Whisky tastes best with a splash of water

The inhabitants would have probably welcomed the whisky wash downstream with quaichs at the ready.

Whisky tastes best with a splash of water
Those who dumped 18,000 litres of blended Scotch whisky into a water-treatment plant near Dumbarton, Scotland, in late February were probably not driven by an intention to do their bit to reinject some real spirit into the flagging Western economy.

Nor should the incident be seen as evidence of the workers’ opinion on the quality of the alcohol, even though the implication is that they could not actually distinguish between vats of bulk whisky and receptacles of waste water, which was what should have been flushed into the plant in the first place.

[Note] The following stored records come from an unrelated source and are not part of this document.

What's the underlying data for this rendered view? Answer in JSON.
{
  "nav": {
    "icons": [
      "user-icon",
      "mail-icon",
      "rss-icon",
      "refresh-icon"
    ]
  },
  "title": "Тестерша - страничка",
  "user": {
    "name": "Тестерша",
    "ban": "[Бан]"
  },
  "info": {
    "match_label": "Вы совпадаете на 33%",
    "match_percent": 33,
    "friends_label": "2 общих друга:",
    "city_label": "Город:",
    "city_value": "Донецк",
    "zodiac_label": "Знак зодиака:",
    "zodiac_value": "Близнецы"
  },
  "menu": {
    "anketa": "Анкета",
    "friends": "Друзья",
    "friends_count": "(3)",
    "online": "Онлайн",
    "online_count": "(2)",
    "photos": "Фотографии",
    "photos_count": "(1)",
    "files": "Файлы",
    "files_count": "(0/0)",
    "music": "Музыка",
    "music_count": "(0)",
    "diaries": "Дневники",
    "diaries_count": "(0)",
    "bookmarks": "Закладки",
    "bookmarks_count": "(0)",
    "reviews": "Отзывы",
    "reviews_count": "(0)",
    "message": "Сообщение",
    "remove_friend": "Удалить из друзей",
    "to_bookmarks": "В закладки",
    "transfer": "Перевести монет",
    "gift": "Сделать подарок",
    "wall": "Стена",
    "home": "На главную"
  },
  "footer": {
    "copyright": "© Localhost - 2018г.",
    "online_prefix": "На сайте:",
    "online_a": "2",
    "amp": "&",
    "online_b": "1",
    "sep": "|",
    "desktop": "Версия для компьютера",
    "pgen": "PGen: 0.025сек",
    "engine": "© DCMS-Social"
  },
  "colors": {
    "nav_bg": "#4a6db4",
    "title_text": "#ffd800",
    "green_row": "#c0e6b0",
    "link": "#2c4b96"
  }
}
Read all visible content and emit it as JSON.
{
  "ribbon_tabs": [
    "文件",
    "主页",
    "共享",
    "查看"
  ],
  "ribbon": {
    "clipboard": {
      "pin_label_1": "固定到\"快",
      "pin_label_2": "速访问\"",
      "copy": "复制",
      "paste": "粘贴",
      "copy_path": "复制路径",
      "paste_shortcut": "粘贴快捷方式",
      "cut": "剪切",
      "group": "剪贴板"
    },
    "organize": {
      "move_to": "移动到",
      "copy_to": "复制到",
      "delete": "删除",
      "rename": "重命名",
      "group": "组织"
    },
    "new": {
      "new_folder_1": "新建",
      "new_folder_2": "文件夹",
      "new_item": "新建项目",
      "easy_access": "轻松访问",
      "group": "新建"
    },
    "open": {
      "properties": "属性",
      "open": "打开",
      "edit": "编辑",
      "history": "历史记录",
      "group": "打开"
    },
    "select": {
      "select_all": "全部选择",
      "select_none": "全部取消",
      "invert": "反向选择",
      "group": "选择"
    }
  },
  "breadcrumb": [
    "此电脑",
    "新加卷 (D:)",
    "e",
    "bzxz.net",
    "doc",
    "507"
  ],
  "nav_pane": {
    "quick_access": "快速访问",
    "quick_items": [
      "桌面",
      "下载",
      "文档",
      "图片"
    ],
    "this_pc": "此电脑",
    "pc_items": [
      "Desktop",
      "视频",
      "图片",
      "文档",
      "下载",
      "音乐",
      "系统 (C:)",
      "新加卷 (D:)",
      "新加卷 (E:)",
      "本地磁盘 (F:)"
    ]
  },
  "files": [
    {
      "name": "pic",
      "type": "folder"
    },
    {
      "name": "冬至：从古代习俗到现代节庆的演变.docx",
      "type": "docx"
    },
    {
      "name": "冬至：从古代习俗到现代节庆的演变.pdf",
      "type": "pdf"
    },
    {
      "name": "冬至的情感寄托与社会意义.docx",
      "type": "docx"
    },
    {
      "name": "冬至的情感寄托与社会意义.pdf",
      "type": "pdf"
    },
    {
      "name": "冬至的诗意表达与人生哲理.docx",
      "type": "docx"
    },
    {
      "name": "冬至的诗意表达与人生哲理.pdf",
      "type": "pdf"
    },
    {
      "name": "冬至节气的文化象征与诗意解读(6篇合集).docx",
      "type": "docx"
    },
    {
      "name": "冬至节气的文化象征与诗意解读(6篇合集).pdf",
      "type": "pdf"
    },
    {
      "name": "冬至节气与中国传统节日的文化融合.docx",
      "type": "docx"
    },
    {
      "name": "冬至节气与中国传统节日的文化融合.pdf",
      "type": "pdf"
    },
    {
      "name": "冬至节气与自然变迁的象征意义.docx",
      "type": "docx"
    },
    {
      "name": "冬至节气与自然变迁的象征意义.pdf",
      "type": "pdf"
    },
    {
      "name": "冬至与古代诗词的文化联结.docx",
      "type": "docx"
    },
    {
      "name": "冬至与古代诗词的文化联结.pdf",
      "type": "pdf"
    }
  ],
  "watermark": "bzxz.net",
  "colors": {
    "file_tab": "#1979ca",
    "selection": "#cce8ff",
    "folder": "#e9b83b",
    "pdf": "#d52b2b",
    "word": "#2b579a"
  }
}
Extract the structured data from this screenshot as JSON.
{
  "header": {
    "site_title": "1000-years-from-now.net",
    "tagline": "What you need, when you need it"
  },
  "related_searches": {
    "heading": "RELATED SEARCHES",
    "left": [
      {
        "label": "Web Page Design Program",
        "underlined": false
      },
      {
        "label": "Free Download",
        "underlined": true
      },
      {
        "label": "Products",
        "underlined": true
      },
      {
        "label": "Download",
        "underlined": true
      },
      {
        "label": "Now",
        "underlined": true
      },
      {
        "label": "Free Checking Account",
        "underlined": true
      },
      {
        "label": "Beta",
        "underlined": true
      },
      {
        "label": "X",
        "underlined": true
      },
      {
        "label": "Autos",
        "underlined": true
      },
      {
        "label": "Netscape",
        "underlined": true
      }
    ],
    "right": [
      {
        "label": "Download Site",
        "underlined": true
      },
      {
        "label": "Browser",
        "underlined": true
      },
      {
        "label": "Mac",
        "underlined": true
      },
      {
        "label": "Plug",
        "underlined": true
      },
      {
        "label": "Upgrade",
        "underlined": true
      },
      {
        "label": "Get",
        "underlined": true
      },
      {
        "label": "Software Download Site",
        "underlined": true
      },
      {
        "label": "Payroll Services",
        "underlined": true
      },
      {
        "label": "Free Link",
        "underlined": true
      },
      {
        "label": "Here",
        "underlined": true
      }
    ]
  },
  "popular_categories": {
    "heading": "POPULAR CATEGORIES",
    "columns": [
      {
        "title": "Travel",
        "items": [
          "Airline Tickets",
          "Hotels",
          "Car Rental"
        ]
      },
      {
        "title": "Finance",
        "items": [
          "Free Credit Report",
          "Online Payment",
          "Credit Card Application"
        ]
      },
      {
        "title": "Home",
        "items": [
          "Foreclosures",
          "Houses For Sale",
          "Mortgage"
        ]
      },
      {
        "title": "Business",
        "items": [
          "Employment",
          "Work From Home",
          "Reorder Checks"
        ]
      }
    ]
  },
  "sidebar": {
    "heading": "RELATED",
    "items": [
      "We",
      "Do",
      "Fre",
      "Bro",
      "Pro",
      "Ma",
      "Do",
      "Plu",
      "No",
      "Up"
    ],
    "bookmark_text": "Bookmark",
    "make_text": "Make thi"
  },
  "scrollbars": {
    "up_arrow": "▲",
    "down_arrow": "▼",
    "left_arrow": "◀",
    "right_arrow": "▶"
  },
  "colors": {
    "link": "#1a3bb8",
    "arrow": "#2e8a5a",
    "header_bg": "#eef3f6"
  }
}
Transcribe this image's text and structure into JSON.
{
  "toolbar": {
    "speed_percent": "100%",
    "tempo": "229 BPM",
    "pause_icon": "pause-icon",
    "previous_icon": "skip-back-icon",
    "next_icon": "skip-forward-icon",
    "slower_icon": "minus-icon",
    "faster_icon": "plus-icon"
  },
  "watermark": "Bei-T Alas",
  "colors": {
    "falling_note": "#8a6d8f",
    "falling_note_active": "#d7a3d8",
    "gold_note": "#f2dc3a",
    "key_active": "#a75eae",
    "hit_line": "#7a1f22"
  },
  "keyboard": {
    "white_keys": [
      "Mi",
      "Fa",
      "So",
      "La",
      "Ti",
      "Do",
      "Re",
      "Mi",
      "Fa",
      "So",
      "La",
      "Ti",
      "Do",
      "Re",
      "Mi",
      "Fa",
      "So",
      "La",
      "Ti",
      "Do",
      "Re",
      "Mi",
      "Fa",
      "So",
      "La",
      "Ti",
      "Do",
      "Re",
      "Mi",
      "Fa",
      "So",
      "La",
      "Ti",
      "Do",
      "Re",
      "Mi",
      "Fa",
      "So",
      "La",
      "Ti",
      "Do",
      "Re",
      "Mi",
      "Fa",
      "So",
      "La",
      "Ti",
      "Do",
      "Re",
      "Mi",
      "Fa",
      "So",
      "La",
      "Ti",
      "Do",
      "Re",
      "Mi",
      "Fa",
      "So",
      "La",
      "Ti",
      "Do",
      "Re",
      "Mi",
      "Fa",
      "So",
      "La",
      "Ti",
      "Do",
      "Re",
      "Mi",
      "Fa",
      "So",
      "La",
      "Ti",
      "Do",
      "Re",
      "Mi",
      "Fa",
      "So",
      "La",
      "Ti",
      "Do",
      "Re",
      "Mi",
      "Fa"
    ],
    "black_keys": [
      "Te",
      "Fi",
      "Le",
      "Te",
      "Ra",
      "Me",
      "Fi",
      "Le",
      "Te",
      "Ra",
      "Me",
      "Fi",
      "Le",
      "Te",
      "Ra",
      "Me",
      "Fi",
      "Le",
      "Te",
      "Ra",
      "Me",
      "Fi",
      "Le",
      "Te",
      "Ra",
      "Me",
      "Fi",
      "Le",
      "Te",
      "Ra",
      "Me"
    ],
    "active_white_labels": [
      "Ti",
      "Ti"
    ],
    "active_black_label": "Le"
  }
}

The accidental splash down the drain may have cost the company half a million pounds and accompanying heartburn, but since much of the British Isles are still in the throes of winter weather, a warming dose in the local waterway may not have been unwelcome. The inhabitants would have probably welcomed the whisky wash downstream with quaichs at the ready.

In the event, not even the piscine natives of the Leven River — trout, bream, perch, ruffe and even salmon — had the pleasure of swimming in it as the company denied any of the whisky had reached natural water bodies.

The question is, what treatment the whisky got at the plant — was it recycled back into use or did the “angels’ share” suddenly rise? In any case, Scotch traditionally tastes best with a splash of water.